Early Myriapod-Like Body Fossil and Associated Walking
Trace from a Silurian Lagerstätte, Ohio
Cary Easterday
(Department of Geological Sciences, Ohio State University, Columbus, Ohio, USA)
(now at Department of Earth Science,
Northeastern Illinois University, Chicago, Illinois, USA)
19 October 1999
The
Tymochtee Formation (pronounced “Tymock”) (Upper Silurian) of south-central
Ohio has produced a fossil specimen preserved in Silurian plattenkalk.

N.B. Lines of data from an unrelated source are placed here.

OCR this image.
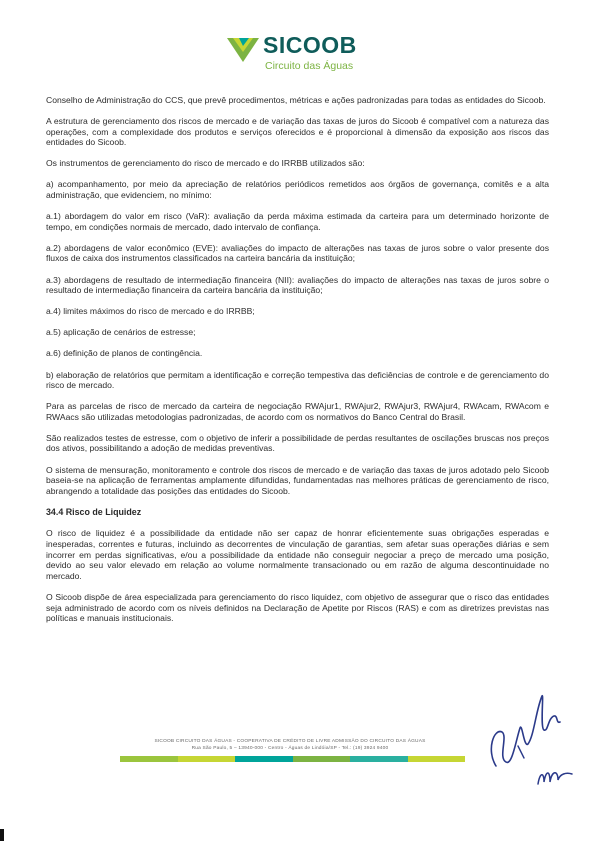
SICOOB
Circuito das Águas

Conselho de Administração do CCS, que prevê procedimentos, métricas e ações padronizadas para todas as entidades do Sicoob.

A estrutura de gerenciamento dos riscos de mercado e de variação das taxas de juros do Sicoob é compatível com a natureza das operações, com a complexidade dos produtos e serviços oferecidos e é proporcional à dimensão da exposição aos riscos das entidades do Sicoob.

Os instrumentos de gerenciamento do risco de mercado e do IRRBB utilizados são:

a) acompanhamento, por meio da apreciação de relatórios periódicos remetidos aos órgãos de governança, comitês e a alta administração, que evidenciem, no mínimo:

a.1) abordagem do valor em risco (VaR): avaliação da perda máxima estimada da carteira para um determinado horizonte de tempo, em condições normais de mercado, dado intervalo de confiança.

a.2) abordagens de valor econômico (EVE): avaliações do impacto de alterações nas taxas de juros sobre o valor presente dos fluxos de caixa dos instrumentos classificados na carteira bancária da instituição;

a.3) abordagens de resultado de intermediação financeira (NII): avaliações do impacto de alterações nas taxas de juros sobre o resultado de intermediação financeira da carteira bancária da instituição;

a.4) limites máximos do risco de mercado e do IRRBB;

a.5) aplicação de cenários de estresse;

a.6) definição de planos de contingência.

b) elaboração de relatórios que permitam a identificação e correção tempestiva das deficiências de controle e de gerenciamento do risco de mercado.

Para as parcelas de risco de mercado da carteira de negociação RWAjur1, RWAjur2, RWAjur3, RWAjur4, RWAcam, RWAcom e RWAacs são utilizadas metodologias padronizadas, de acordo com os normativos do Banco Central do Brasil.

São realizados testes de estresse, com o objetivo de inferir a possibilidade de perdas resultantes de oscilações bruscas nos preços dos ativos, possibilitando a adoção de medidas preventivas.

O sistema de mensuração, monitoramento e controle dos riscos de mercado e de variação das taxas de juros adotado pelo Sicoob baseia-se na aplicação de ferramentas amplamente difundidas, fundamentadas nas melhores práticas de gerenciamento de risco, abrangendo a totalidade das posições das entidades do Sicoob.

34.4 Risco de Liquidez

O risco de liquidez é a possibilidade da entidade não ser capaz de honrar eficientemente suas obrigações esperadas e inesperadas, correntes e futuras, incluindo as decorrentes de vinculação de garantias, sem afetar suas operações diárias e sem incorrer em perdas significativas, e/ou a possibilidade da entidade não conseguir negociar a preço de mercado uma posição, devido ao seu valor elevado em relação ao volume normalmente transacionado ou em razão de alguma descontinuidade no mercado.

O Sicoob dispõe de área especializada para gerenciamento do risco liquidez, com objetivo de assegurar que o risco das entidades seja administrado de acordo com os níveis definidos na Declaração de Apetite por Riscos (RAS) e com as diretrizes previstas nas políticas e manuais institucionais.

SICOOB CIRCUITO DAS ÁGUAS - COOPERATIVA DE CRÉDITO DE LIVRE ADMISSÃO DO CIRCUITO DAS ÁGUAS
Rua São Paulo, 5 – 13940-000 - Centro - Águas de Lindóia/SP - Tel.: (19) 3924 9400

This specimen was originally described as a eurypterid. It is actually
one of the earliest, or is the earliest, terrestrial myriapod or myriapod-like
animal. The fossil adds to the sparse record of Paleozoic myriapods, and
allows a comparison of a trace and its trace-maker.
The
fossil is from the Latham Limestone Quarry in Mifflin Township of Pike County,
Ohio, USA. This quarry was known as the Ralph Rogers Quarry when the
fossil was collected many years ago.
The
Silurian of Ohio is generally moderately fossiliferous and the fossils are
poorly preserved. The Silurian is generally not too well exposed in Ohio,
except in quarries. The stratigraphic section below is what is exposed in
the Latham Limestone Quarry.
The
specimen is a 2.5 cm long (incompletely preserved) body fossil and walking
trace.
Other
Tymochtee Dolomite fossils in Ohio include abundant ostracods, rare molluscs,
rare brachiopods, uncommon eurypterids, and locally abundant
stromatoporoids. It is a generally low diversity biota. There are
also small vertical tubes and horizontal traces in the Silurian Tymochtee
Dolomite of Ohio.
Sedimentary
structures in the Tymochtee Dolomite include thinly laminated beds, mudcracks,
laminar to laterally linked stromatolites, oscillation ripples, carbonate
“flaser bedding”, some mottled beds, teepee structures, “puckered” surfaces,
and flat-pebble conglomerates. Other sedimentological features include
some aeolian quartz grains, gypsum/anhydrite, and salt & gypsum crystal
casts.
The
Tymochtee Dolomite is usually interpreted as a peritidal carbonate environment
(shallow subtidal, intertidal, supratidal, evaporitive (sabkha)).
The
fossil has an incomplete head shield with a missing posterior, plus 10
distinctive, ring-like body segments. Thin appendages do appear; the
“eye” on the head shield may or may not be an eye; an antennae pair or another
appednage pair is folded under the head shield; the body is parallel-sided,
like all modern myriapods. The eurypterids have non-parallel sided bodies
(even in juveniles), and have robust appendages (not seen here). This
fossil is therefore not a eurypterid as originally interpreted.
The
trace fossil associated with the body fossil is dextrally curved (to the
right), which is also seen in other body-trace fossil associations, and has 2
parallel rows of closely spaced, small triangular impressions (coxal
impressions). The trace has many thin, backwardly curved impressions
(walking appendage impressions). Modern myriapods have backwardly curved
walking appendages.
Taphonomy: the
appendages are inwardly curved (possible dessication). Arcing is seen in
the leg traces from the movement of head and legs. No evidence of
scavenging.
Other early myriapod/myriapod-like fossils: 1) marine Wheeler Shale (Middle Cambrian); 2)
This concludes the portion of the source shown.